We all know how much I like theorizing about New York City relationships. It provides open-ended, non-stop amusement and I tell myself it’s more productive than wallowing over Nutella or reality TV. Today’s manipulative approach to happily ever-after in Manhattan: The Doctor Evil route. [Imagine the following in the style of a late night infomercial]
What is the Doctor Evil approach to love?
The Doctor Evil approach to relationships is like a horror movie, but with love. Your victim, I mean loved one, quivers as they wake up to realize that there’s no escaping you – that you’ve infiltrated, dominated and conquered every single aspect of their life to the point where the only answer is to forfeit their free will and be with you.

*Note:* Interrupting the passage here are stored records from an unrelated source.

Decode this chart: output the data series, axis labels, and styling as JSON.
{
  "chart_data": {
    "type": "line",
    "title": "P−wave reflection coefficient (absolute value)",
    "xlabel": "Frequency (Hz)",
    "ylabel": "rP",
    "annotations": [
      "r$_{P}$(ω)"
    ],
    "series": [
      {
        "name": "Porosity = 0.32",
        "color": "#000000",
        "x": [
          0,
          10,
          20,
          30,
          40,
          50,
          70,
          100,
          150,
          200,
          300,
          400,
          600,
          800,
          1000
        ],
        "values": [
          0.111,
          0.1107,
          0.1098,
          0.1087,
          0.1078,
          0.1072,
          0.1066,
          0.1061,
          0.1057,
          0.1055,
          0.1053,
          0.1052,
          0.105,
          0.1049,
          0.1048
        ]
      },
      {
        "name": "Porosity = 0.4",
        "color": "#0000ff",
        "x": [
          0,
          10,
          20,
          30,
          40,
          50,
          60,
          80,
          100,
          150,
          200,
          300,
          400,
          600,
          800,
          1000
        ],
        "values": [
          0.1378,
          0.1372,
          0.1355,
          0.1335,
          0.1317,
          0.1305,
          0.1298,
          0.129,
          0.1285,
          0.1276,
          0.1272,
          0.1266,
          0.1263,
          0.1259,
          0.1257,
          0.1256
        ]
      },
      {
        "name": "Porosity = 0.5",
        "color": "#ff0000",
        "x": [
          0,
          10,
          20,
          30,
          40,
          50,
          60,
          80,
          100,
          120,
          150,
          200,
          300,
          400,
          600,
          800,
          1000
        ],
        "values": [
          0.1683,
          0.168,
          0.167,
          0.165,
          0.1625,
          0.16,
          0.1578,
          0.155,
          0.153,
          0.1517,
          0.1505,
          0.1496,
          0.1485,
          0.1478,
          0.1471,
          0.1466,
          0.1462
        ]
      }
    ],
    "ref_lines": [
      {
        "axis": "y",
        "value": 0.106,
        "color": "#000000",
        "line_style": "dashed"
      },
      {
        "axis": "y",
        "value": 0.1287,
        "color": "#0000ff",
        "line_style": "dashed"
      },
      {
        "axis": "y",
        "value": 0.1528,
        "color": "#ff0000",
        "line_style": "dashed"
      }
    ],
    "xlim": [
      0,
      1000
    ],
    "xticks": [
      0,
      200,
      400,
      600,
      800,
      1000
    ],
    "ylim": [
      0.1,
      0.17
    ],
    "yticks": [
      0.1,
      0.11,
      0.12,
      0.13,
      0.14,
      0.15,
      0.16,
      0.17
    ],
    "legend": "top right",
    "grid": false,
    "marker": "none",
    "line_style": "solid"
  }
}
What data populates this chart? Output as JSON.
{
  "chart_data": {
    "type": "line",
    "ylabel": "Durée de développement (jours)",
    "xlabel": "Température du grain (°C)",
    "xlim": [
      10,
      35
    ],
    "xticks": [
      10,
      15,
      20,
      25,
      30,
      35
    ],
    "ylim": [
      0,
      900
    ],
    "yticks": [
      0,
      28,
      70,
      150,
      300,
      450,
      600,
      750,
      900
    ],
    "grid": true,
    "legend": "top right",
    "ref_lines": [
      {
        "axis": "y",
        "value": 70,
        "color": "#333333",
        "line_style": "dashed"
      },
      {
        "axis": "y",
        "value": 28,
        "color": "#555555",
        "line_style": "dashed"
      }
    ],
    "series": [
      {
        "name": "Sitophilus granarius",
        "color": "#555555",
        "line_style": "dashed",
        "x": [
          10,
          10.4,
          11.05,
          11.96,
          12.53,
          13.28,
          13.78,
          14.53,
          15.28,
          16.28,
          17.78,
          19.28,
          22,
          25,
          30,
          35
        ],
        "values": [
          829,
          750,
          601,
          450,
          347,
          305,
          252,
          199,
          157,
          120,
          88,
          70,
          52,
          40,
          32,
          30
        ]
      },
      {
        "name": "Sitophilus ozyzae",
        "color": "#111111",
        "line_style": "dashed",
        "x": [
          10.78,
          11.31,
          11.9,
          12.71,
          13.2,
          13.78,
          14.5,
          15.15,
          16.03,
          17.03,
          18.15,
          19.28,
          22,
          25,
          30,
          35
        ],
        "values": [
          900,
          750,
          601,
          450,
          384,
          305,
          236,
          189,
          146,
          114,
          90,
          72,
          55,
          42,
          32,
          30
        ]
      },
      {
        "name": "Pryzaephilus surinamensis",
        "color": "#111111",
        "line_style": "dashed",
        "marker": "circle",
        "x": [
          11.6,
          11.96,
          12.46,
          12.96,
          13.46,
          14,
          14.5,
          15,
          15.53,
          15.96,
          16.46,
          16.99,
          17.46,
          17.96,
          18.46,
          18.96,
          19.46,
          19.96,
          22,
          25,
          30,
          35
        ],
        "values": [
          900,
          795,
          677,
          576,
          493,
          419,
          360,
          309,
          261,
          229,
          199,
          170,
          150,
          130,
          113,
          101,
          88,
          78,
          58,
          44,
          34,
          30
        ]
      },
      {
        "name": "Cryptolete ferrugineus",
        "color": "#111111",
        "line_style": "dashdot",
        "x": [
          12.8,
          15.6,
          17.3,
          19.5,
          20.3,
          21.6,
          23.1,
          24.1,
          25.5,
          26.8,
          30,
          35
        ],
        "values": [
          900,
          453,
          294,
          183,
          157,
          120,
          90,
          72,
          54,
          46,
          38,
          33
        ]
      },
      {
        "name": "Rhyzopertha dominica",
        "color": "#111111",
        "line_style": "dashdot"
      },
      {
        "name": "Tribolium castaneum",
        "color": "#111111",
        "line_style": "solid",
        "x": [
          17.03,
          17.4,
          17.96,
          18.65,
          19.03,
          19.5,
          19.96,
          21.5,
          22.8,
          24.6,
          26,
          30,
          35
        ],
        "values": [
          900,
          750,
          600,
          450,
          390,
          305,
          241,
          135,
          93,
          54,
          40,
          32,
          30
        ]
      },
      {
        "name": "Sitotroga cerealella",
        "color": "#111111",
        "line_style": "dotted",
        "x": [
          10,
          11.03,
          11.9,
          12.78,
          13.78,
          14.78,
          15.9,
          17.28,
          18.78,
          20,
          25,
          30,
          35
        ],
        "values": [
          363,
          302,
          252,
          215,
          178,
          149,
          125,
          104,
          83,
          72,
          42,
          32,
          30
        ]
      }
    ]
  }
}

How does one accomplish Doctor Evil domination?
Most likely you’ve been with this person for an absurdly long amount of time but they refuse to fully commit (hence why you’re resorting to desperate Mike-Myers-parody measures). Knowing each other so well, you probably have more friends, contacts and stuff in common than you realize. Leverage this.
1. Become the best friend of all his friends (and their girlfriends). Get their numbers, hang out with them regardless of whether or not he is around, make sure they all love you and want to keep you in the social loop of dinners, vacations and fun. If you’ve been pseudo-dating someone for months, you’ve most likely accomplished this task subconsciously. Instinctually, we try to make nice with our significant other’s friends, desperate to leave a good impression. The Doctor Evil approach is about taking that impulse to the next level, where you, autonomous of him, are a member of his gang.
2. Do the same with his co-workers. Proofread his business plan. Help him with the PowerPoint features he finds incomprehensible. Assist in feminizing his correspondence with his she-devil boss. Again, when you’re gaga over someone you always want to help them anyway. You’ll already be performing these tasks out of love and a desire to useful (and needed). In the Doctor Evil approach, up your efforts a notch so you’re perceived as indispensible, so he’ll have desk-bound moments of “how did I ever survive without her?”
3. Gain access: To his apartment via a key or close alliance with roommates. To his car. To his travel agent. To his schedule. To his secretary. The list goes on and on.
4. Take his stuff: A low-blow, but is a man going to impulsively dump a girl who has his prized collectible Spider-Man limited edition in her possession? I think not.
5. Conquer his establishments. Make sure the waiters, maitre d’ and hostesses at his bars and restaurants love you almost more than they love him.
There are two opposing viewpoints on this madness. The first is that becoming a stalker, infiltrating every dimension of someone else’s life so they have to commit to you, is jail-worthy and wrong. I agree with that. On the other hand, so many people need that push, the extra shove, the choice made for them. This is Manhattan, the city of infinite options. One could lose a lifetime in constant anticipation of the next best thing, the next adrenaline-filled romantic rush. This is acceptable when you’re young and your inability to commit is viewed as ‘not settling.’ Yet that can’t go on forever. And after being exposed to every flavor of ice cream on the planet, how do you ever settle on just one for life? How do you ever plunge and make that choice?
From this perspective, if you’re at an age in which you’re ready for seriousness, getting Doctor Evil-ed is perhaps the best thing that could happen to you. In fact, if someone Doctor Evil-ed me, making an effort to conquer my friends, enjoy my favorite spots, help me in the things I struggle with, I think that ultimately I’d be an insanely happy camper.
Ultimately, it all comes down to timing for both parties. And while manipulation in relationships is abhorrent and wrong, I remain skeptical that any romance has flourished without a healthy dose of game playing. There’s always going to be the chase and conquer.